Je fus stoïque quelques secondes. Le bureau de son frère ? Samuel ?

— Comment tu sais ?

— Quand j'ai voulu entrer le premier mot-de-passe, ça a fait : « Veuillez confirmer que vous êtes bien Samuel Hawkins ». Je ne savais même pas qu'il travaillait là. Je le voyais plutôt dans l'étage A ou B.

— Tu as essayé ton prénom ? Le nom de ton chien ?

— Et tu l'encourages, toi ? fis-je à l'intention du bouclé. Si jamais on se fait prendre, on fera quoi ? Tu veux risquer notre disqualification ou je-ne-sais quoi ?!

Je croisai mes bras, puis soutenais mes propos à l'aide d'un regard sérieux. Echo se tourna vers nous. Elle avait arrêté de chercher des mots-de-passe.

— Dis-moi que ça ne te tente pas de découvrir ce qu'ils ont sur nous ?

Je baissai les yeux : il avait raison.

— Mais si on se fait prendre ?

— Parce que tu crois qu'ils vont s'amuser à nous enlever du jeu et tout ? Le truc c'est qu'ils ne peuvent pas ! Il est trop tard. Tout ce qu'ils peuvent faire, c'est nous faire peur. Voilà tout.

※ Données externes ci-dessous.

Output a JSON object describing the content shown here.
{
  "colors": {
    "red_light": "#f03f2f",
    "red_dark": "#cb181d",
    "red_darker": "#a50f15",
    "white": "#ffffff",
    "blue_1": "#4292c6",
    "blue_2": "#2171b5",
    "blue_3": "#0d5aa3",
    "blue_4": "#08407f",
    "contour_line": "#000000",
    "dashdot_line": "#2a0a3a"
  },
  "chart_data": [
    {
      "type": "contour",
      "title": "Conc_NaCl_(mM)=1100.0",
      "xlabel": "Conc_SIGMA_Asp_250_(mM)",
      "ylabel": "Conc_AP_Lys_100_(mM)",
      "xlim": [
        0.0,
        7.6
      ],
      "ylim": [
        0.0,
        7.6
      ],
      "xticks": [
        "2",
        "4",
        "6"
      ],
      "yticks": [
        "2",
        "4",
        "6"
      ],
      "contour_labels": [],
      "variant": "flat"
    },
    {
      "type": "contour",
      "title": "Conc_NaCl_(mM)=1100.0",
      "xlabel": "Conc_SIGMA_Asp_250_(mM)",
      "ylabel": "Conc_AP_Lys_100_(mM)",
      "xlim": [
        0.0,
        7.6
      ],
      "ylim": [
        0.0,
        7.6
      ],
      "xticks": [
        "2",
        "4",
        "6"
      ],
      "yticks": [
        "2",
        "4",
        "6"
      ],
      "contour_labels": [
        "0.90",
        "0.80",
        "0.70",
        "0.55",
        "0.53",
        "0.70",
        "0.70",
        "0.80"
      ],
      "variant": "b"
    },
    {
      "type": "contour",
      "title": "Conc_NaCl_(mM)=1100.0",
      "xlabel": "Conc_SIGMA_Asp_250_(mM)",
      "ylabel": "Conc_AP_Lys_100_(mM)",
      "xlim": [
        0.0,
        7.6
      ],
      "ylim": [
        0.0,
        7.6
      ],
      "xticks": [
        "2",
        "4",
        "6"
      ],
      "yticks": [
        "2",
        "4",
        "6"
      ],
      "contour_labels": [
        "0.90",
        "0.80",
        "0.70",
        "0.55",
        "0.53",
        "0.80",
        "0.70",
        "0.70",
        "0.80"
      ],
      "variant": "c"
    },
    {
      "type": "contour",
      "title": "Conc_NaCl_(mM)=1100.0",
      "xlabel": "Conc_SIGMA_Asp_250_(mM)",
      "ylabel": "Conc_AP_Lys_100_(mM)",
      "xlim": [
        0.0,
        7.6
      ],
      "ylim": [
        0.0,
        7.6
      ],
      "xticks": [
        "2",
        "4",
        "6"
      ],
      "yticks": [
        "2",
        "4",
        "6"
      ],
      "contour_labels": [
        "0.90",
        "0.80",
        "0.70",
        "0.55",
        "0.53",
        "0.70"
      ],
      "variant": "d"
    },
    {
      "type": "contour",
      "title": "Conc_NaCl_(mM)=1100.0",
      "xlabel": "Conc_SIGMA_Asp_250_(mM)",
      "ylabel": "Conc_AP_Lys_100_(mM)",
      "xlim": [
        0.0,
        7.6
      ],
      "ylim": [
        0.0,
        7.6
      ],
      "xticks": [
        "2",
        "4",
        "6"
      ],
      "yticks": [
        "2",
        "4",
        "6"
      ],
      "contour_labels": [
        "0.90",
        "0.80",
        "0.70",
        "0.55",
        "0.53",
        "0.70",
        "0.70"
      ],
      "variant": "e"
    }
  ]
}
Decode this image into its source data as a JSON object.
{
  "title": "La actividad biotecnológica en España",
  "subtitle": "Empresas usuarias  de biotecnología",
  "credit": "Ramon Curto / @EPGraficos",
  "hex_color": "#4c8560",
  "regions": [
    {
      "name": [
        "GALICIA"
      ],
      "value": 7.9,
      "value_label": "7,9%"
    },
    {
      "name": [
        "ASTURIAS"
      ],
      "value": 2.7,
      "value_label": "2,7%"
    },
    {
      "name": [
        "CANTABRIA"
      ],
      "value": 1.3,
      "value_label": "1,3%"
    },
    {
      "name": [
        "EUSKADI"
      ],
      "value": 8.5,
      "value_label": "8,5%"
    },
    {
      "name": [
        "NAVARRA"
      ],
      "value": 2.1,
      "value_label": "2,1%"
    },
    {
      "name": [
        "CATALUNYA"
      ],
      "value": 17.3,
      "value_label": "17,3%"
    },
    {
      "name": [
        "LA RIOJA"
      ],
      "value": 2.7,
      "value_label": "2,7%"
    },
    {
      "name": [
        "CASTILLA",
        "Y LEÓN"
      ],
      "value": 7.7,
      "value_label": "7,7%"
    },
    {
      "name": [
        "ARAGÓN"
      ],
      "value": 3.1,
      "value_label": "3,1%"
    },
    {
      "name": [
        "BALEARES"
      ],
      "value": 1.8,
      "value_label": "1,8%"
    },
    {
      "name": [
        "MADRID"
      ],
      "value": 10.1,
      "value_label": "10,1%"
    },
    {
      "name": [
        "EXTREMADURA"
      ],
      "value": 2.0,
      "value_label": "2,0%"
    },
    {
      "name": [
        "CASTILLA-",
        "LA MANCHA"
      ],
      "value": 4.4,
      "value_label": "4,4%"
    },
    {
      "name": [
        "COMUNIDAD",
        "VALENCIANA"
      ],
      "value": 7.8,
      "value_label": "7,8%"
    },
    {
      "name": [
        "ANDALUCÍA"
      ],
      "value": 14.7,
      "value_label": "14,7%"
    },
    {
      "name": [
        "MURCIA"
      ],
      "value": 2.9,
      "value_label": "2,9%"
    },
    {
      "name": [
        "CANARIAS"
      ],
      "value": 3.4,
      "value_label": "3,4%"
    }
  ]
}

Il pointa la sœur du premier gagnant avec son index :

— Si elle arrive à déverrouiller le sien, on pourra déverrouiller le nôtre. Ça effacerait un peu le mystère, tu ne crois pas ?

— Mais Sam ne mettrait jamais ça, nous dit Echo dans un sourire. Je veux dire, il ne met que rarement des mots. Il met souvent une suite de nombres. Je l'ai déjà vu faire.

— Une suite de nombres ?

— Ouais. C'est bizarre mais il semblerait que ça soit son truc. C'est pour ça que j'ai essayé d'entrer sa date de naissance, puis la mienne, mas ça n'a pas l'air de fonctionner.

Ashton se pencha au-dessus de son épaule.

— Essaye la date de sa victoire aux Simulations.

— C'est pas bête... murmura la jeune fille aux cheveux d'un noir de jais.

Mais la porte s'ouvrit une nouvelle fois, nous surprenant tous, et empêchant Echo de faire le moindre mouvement. Elle se retourna et eut l'air gênée. Nous suivîmes son regard avant d'être frappés par celui de son frère.

— Vous pouvez m'expliquer votre présence ici ? fit la voix grave de Samuel et j'aurais pu jurer que s'il en avait été capable, il nous aurait pétrifié sur place.

Ses yeux verts envoyaient littéralement des éclairs.

— On s'est retrouvés là par hasard, avança sa sœur. C'est ma faute, j'ai actionné l'ouverture de la porte et ils m'ont suivie parce que je suis tombée.

Echo mentait pour nous protéger, et pour protéger en particulier Ashton qui était arrivé là le premier. Samuel hocha la tête, sûrement peu convaincu. Pourtant Echo mentait bien, mais peut-être la connaissait-il trop pour la croire ? Cette dernière semblait déçue, même honteuse. Je devais même avouer que je n'aimerais pas être à sa place.

— Rassemblez-vous dans le hall. Le cache-cache est terminé.

— Mais... commença Echo, peinée.

— Il va être l'heure du couvre-feu. Je vais rallumer les lumières pour que vous atteigniez vos appartements sans danger.

— Je suis désolée, ajouta Echo.

— C'était une effraction et vous serez tous les trois surveillés en conséquence. Maintenant, dans le hall !

La voix de Samuel était si autoritaire à cet instant que j'en eus des frissons.

Nous fîmes donc ce qu'il nous avait demandé, avant d'être rejoints par les autres.